Case title: Venkataraman Krishnamurthy vs Lodha Crown Buildmart Pvt. Ltd.
Case no.: CIVIL APPEAL NO. 971 OF 2023
Decided on: 22.02.2024
Quorum: Hon’ble Justice Aniruddha Bose, Hon’ble Justice Sanjay Kumar
Hon’ble Justices stated that, “it was not open to the NCDRC to apply its own standards and conclude that, though there was delay in handing over possession of the apartment, such delay was not unreasonable enough to warrant cancellation of the Agreement. It was not for the NCDRC to rewrite the terms and conditions of the contract between the parties and apply its own subjective criteria to determine the course of action to be adopted by either of them.”
BRIEF FACTS:
The complainants, who planned to buy an apartment in a Mumbai building that the respondent company was going to build, were the appellants. The complainants received a flat as a result of the parties’ execution of an Agreement to Sell. The sale consideration was to be paid in four instalments of “application money” in accordance with the payment schedule, with the remaining sum due when fit outs started. According to the agreement, the complainants were to receive possession of the flat by June 30, 2016, or within a grace period of one year, so they could fit it out.

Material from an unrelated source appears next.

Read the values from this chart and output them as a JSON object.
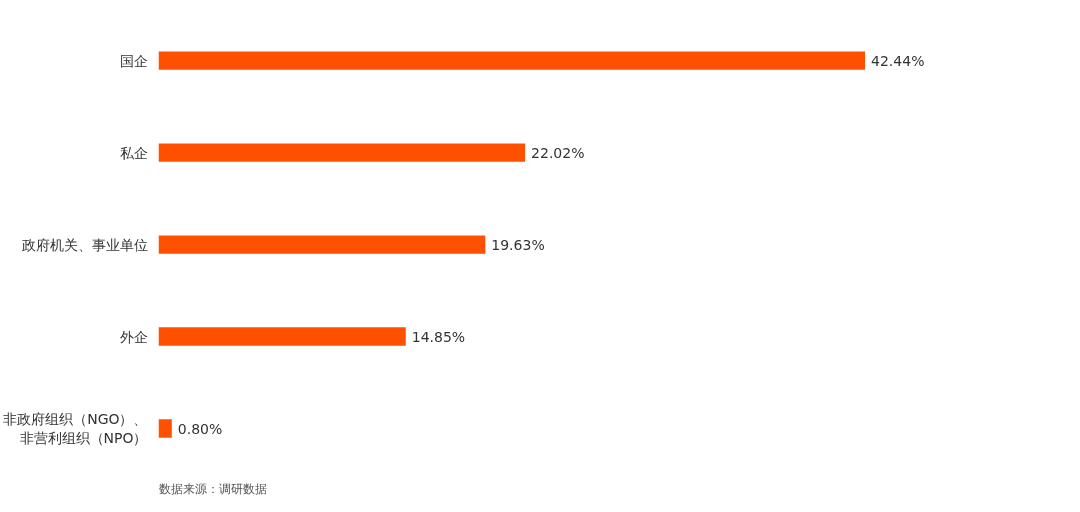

The complainants went to the NCDRC, claiming that the company had terminated the agreement and failed to deliver possession of the flat for fit outs by the specified date. In addition to reimbursement for the money they had paid, they prayed for damages for the harassment, mental anguish, and torture they had endured, as well as reimbursement for the costs of the lawsuit. The complainants were before the supreme Court because they were unhappy NCDRC order.
COURT ANALYSIS AND JUDGEMENT:
The court ruled that the contract condition required payment of delay compensation, and that if the delay lasted more than twelve months after the end of the grace period, the allottee could terminate the contract and receive a refund of his payment. The contract condition, however, stated that the refund would be made without any interest.
The Court went on to say that the appellants’ desire to avoid the additional tax liability resulting from the implementation of the Goods and Service Tax regime could not be used against them or attributed to them as an underhanded reason for withdrawing from the agreement.
After analysing the evidence and the parties’ agreement, the court concluded that the NCDRC exceeded its authority and jurisdiction by ignoring the binding covenants in the Agreement and introducing its own logic and rationale to determine what the parties’ future course of action, particularly the appellants, should be.
The court orders the respondent-company to refund the deposited amount of Rs. 2,25,31,148 in twelve equal monthly instalments via post-dated cheques, with simple interest at 12% per annum, from the date of receipt of the amount or parts thereof until actual repayment.